A representative of JGS is expected to join the Board of Directors of PLDT.
This transaction is intended to be completed by the end of the second quarter of 2011.
PLDT’s investment in Digitel is expected to achieve substantial benefits for the consumers, the general public and the shareholders of PLDT and JGS. It will leverage the combined expertise of the PLDT Group and Digitel to create a more capable telecommunications company which will be better-positioned to provide higher quality and even more affordable services to fixed line, wireless, and broadband subscribers addressing a wide range of consumer demand –
from voice to SMS to data and Internet and video services.
PLDT intends to keep the mobile operations of Digitel separate and intact, and to maintain and capitalize on Sun Cellular’s operations and significant brand equity to continue serving specific segments of the market, especially those who prefer “unlimited” type of services.
Digitel’s fixed line operations can complement those of PLDT’s in terms of both geographic and population reach, while adding approximately 450,000 subscribers to PLDT’s current base of
1.8 million subscribers. PLDT can quickly provide enhanced broadband services in Digitel’s service areas. Digitel’s subscribers are also expected to benefit from PLDT’s extensive infrastructure, particularly its nationwide fiber optic network and its international cable and satellite facilities.
PLDT will also make available to Sun subscribers its wide range of service offerings particularly in terms of 3G and broadband. Over the last few years, PLDT’s wireless subsidiary, Smart Communications, Inc., has been steadily advancing its Internet for all advocacy and making mobile broadband more affordable and widely available so that all Filipinos may benefit from it. Mobile broadband networks can generate economic act
ivity as they enable fast-developing, technology-driven ecosystems.
PLDT envisages significant cost efficiencies from the transaction via capex optimization, colocation of base stations, consolidation of overlapping technical systems, implementation of shared services, bulk purchasing of network equipment, communication devices and other materials and elimination of other duplicated costs. Improved network utilization and service quality can also be achieved through complementary technologies and greater network density.
“When we announced PLDT’s 2010 results a month ago, I underscored then the need to undertake major changes in the face of the changing dynamics of the telecom industry, including the anticipated explosion in the demand for data services. In this regard, we are pleased to deliver a transaction that addresses that need. Though this initiative alters the country’s telecom landscape, we expect competition within the industry to remain very robust
given that other operators, including new entrants, are formidable and well-funded. And as I have alluded to in previous statements, we face growing competition not just from other telcos but also from the so-called “over the top” or OTT service providers that offer social networking, instant messaging and VoIP services.
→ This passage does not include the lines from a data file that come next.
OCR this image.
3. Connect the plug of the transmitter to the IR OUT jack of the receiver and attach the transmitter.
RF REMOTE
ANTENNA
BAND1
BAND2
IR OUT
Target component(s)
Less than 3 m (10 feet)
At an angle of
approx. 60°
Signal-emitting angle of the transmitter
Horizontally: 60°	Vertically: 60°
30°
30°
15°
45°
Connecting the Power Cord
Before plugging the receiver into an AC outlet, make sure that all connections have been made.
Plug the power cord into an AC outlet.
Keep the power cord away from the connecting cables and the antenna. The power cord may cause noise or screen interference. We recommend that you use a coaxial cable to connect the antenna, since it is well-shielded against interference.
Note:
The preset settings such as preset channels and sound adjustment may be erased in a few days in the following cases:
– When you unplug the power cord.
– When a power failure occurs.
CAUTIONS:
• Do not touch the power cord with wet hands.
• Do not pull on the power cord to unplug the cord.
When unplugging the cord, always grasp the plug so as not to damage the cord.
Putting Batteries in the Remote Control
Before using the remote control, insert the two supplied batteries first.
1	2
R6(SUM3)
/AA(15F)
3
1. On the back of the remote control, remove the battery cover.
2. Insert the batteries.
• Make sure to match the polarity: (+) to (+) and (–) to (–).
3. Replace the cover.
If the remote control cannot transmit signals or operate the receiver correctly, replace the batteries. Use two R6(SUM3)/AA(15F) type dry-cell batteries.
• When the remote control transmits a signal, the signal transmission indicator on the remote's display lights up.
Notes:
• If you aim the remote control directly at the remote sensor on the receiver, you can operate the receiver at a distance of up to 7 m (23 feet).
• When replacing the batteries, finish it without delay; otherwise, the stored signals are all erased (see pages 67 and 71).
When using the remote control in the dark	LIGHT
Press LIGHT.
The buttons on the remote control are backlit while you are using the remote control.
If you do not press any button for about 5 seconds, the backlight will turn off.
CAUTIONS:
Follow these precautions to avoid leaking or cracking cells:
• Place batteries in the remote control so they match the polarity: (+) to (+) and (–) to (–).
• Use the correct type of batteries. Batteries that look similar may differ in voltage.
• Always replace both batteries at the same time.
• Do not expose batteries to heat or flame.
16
In the face of muted revenue growth and elevated capex requirements, this transaction provides a solution that not only addresses those concerns but
also benefits consumers and improves the country’s broadband infrastructure while enhancing shareholder value”, said Manuel V. Pangilinan, Chairman of PLDT.
“In making this decision, JG Summit went through a rigorous review of its strategic options and concluded that PLDT is the best partner for all our stakeholders – Digitel subscribers should reap benefits from PLDT’s sizeable infrastructure and leading-edge platforms. The transaction should also bring significant value to JG Summit’s shareholders without relinquishing our participation in the Philippine telecommunications industry”, stated James Go, JGS Chairman
ING Bank N.V. acted as financial advisor, and SyCip Salazar Hernandez & Gatmaitan as legal advisor to PLDT while Romulo, Mabanta, Buenaventura, Sayoc and de los Angeles acted as legal advisor to JGS.